De même, le projet SEAHELLARC (SEismic risk Assessment and mitigation scenarios in western HELLenic ARC) 35 ( * ) prévoit le développement d'un réseau de capteurs sur terre et en mer pour mieux observer la séismicité dans l'Arc hellénique et les éventuels tsunamis. La bathymétrie de cette zone fera l'objet d'un relevé précis afin d'identifier les failles et les aires susceptibles de subir des glissements de terrain. L'objectif recherché est d'identifier toutes les sources tsunamigènes. En outre, une étude de vulnérabilité aux tsunamis sera réalisée sur la ville de Pylos qui servira de base à la mise en place d'un plan de prévention et d'alerte aux tsunamis.

Par ailleurs, d'autres projets financés par la commission européenne participent indirectement à la mise en place d'un dispositif efficace d'alerte aux tsunamis.
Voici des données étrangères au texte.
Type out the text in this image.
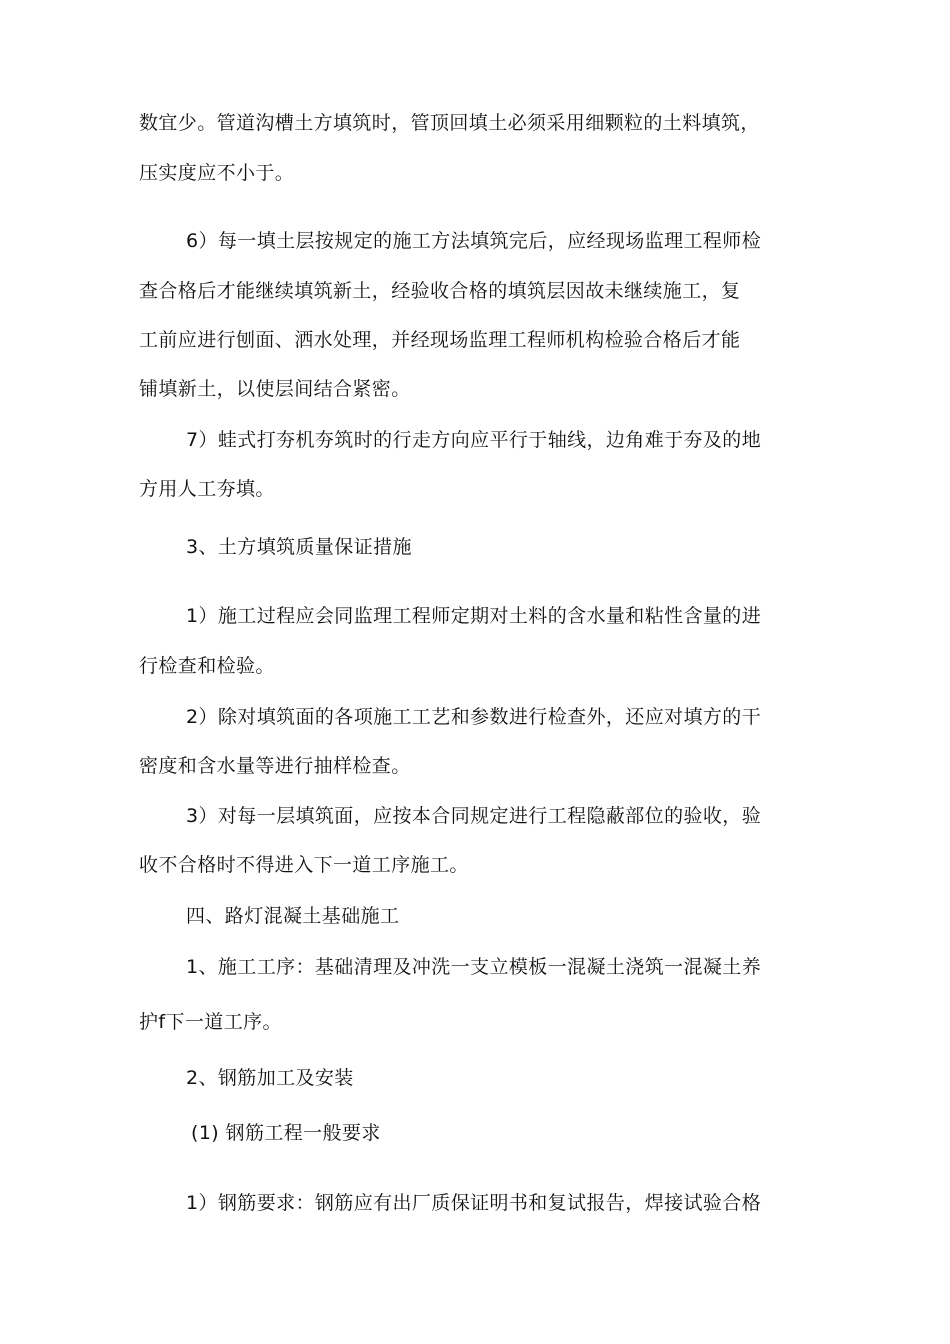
数宜少。管道沟槽土方填筑时，管顶回填土必须采用细颗粒的土料填筑，
压实度应不小于。
6）每一填土层按规定的施工方法填筑完后，应经现场监理工程师检
查合格后才能继续填筑新土，经验收合格的填筑层因故未继续施工，复
工前应进行刨面、洒水处理，并经现场监理工程师机构检验合格后才能
铺填新土，以使层间结合紧密。
7）蛙式打夯机夯筑时的行走方向应平行于轴线，边角难于夯及的地
方用人工夯填。
3、土方填筑质量保证措施
1）施工过程应会同监理工程师定期对土料的含水量和粘性含量的进
行检查和检验。
2）除对填筑面的各项施工工艺和参数进行检查外，还应对填方的干
密度和含水量等进行抽样检查。
3）对每一层填筑面，应按本合同规定进行工程隐蔽部位的验收，验
收不合格时不得进入下一道工序施工。
四、路灯混凝土基础施工
1、施工工序：基础清理及冲洗一支立模板一混凝土浇筑一混凝土养
护f下一道工序。
2、钢筋加工及安装
(1) 钢筋工程一般要求
1）钢筋要求：钢筋应有出厂质保证明书和复试报告，焊接试验合格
Ainsi, le projet SAFER 36 ( * ) vise le développement d'outils pour la protection civile permettant une alerte précoce, surtout dans les zones densément peuplées. Il s'agit notamment de créer de nouveaux algorithmes pour une détermination rapide de la localisation du séisme, mais aussi des caractéristiques de la faille. En outre, de nouveaux outils seront développés pour produire des cartes d'alerte en temps réel ainsi que des simulations des dégâts causés par le séisme.
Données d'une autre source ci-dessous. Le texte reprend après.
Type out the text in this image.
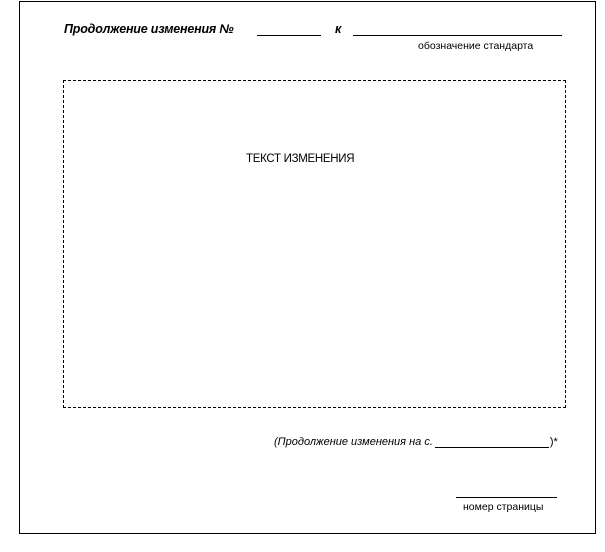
Продолжение изменения №	к
обозначение стандарта
ТЕКСТ ИЗМЕНЕНИЯ
(Продолжение изменения на с.	)*
номер страницы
Actuellement, les séismes qui se produisent dans la région euro-méditerranéenne sont enregistrés par 100 systèmes d'observation différents gérés par 46 pays. Le projet NERIES (Network of Earthquake Research Institutes for Earthquake Seismology) a vocation à mettre en réseau ces multiples systèmes de surveillance, à améliorer l'accès aux données et à harmoniser la distribution et l'archivage des données.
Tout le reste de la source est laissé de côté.